Yaakov Tessler: 'Make National Insurance Institute information accessible to everyone'

MK Yaakov Tessler says information, services, must be made available to those who don't have access to technology.

Ben Shaul ,

Yaakov Tessler
Yaakov Tessler
Noam Revkin Fenton/Flash90

MK Yaakov Tessler (UTJ), who chairs the Knesset's Committee for Public Petitions, turned to representatives of Israel's National Insurance Institute (NII), requesting that they make their services more available for those sectors which do not use technological devices.

In a Monday meeting of the Committee, Tessler said that he "received inquiries from many citizens who do not use digital media and therefore cannot sign up to receive information from the National Insurance Institute, since their personal code is sent via text message, and therefore they cannot receive the required services."

Tessler also requested that NII increase the number of automated information terminals in cities and towns in the periphery, and increase its campaigns providing the general public with information regarding the various rights.

The NII representative noted that in the last few months, there has been an overflow of requests from the public. He added that NII has handled the additional load by recruiting additional employees to staff existing centers and opening new call centers.

He also said that NII has acquired new computerized systems to aid with the management of unemployment requests.

"By June, we received 953,000 unemployment requests, and we've already handled 942,000 of them," he said. "We did this by enlisting all of NII's employees."
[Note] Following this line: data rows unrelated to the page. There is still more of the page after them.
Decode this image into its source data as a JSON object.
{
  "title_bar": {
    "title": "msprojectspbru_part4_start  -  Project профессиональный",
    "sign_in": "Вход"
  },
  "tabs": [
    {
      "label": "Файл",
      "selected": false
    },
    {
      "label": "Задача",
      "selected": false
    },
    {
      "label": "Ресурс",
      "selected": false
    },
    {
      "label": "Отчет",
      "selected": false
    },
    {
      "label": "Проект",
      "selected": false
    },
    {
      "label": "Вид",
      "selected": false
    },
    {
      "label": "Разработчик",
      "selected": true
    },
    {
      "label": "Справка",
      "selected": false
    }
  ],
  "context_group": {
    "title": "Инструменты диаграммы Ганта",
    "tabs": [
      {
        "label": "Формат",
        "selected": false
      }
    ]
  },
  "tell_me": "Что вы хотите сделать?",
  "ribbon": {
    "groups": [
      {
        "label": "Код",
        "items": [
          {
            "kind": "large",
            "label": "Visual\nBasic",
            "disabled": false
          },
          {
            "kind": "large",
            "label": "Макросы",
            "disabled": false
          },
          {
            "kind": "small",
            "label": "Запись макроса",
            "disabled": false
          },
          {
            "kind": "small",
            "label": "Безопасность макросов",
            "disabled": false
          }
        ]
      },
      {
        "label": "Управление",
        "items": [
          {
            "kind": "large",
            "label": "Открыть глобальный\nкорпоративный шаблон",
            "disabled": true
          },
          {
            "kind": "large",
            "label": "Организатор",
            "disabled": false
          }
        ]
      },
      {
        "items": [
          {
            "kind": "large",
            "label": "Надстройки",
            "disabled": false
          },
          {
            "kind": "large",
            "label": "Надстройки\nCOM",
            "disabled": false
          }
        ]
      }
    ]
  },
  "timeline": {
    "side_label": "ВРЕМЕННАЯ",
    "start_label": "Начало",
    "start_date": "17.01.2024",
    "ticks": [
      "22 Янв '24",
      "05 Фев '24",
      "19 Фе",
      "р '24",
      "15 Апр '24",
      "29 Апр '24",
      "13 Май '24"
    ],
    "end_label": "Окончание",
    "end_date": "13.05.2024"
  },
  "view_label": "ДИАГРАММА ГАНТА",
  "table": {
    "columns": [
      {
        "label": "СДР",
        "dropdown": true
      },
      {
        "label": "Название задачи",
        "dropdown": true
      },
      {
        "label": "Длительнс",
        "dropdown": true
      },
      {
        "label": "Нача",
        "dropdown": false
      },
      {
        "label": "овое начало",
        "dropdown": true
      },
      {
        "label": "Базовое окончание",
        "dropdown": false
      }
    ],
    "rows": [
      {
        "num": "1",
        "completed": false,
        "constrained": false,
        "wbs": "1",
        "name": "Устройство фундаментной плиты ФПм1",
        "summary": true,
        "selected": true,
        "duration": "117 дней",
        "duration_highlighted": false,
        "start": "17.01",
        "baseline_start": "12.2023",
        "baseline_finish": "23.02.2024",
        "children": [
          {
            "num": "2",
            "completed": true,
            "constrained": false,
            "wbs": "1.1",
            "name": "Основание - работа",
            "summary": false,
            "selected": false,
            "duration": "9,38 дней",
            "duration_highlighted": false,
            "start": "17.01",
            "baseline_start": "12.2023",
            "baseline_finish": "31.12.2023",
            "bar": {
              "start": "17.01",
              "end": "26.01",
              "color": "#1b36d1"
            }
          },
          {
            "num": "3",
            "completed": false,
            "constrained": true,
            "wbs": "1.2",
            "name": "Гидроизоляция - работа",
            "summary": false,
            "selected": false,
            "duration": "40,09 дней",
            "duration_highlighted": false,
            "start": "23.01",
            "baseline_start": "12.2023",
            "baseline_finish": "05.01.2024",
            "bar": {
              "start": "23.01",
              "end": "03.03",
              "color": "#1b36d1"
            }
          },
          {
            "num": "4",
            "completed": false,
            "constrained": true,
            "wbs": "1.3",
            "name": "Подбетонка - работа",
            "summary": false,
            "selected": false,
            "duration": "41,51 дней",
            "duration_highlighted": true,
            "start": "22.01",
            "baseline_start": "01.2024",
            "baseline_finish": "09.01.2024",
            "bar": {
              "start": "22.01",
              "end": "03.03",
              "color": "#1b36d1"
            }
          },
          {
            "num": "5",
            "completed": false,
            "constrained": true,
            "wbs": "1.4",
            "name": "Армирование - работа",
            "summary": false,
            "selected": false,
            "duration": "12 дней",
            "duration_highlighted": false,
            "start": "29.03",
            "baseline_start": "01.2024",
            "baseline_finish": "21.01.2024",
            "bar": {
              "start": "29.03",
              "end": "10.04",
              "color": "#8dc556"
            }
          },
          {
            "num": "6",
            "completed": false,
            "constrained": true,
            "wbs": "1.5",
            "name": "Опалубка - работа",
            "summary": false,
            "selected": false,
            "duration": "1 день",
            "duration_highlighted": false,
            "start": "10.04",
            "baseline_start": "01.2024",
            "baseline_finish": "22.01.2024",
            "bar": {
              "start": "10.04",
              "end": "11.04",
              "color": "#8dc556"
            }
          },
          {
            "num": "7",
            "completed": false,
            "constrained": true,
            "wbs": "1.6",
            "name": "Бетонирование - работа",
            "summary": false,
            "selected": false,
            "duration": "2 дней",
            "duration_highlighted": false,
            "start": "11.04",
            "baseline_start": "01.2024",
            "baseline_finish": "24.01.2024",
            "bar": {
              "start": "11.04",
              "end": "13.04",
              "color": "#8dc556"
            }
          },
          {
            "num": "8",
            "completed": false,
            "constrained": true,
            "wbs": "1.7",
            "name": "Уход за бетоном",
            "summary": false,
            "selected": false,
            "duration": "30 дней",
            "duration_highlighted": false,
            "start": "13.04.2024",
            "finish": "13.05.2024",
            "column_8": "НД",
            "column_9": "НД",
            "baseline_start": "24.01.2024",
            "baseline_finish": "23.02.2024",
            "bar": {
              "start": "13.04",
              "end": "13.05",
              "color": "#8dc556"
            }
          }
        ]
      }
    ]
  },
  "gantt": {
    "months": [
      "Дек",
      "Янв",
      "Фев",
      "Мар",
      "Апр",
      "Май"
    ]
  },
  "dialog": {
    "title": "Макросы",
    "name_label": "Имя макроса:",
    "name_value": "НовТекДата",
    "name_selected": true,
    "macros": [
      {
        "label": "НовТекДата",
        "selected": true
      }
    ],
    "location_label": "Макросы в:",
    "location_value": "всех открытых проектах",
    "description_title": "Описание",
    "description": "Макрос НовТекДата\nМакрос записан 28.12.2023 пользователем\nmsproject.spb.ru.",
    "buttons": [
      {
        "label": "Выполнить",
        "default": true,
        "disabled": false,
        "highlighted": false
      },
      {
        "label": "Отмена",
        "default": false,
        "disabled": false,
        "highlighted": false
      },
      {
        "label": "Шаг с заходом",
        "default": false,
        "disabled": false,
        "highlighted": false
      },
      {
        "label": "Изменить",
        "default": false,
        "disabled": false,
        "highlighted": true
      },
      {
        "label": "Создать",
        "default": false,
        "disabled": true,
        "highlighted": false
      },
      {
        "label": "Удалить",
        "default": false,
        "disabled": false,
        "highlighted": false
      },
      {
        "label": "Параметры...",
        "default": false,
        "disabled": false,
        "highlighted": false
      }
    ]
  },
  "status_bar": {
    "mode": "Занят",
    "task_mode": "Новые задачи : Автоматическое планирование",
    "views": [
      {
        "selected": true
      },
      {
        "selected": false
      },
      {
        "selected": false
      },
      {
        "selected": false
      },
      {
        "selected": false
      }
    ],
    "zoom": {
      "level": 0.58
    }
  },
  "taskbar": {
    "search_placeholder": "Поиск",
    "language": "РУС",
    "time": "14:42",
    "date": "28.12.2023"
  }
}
Tessler thanked the NII representatives for their comprehensive review of the situation, and reiterated his request to take the initiative to make NII's services and information on rights more easily available to the elderly and to populations which do not use technology.

"We understand well the scope of your work in the past few months, and we thank you for reinforcing the call centers," he said. "Our request is to improve accessibility for the elderly population and for unique populations."

Tessler also said that he would send the Committee an analysis of which cities had the greatest number of residents initiate contact, to allow for a more appropriate response.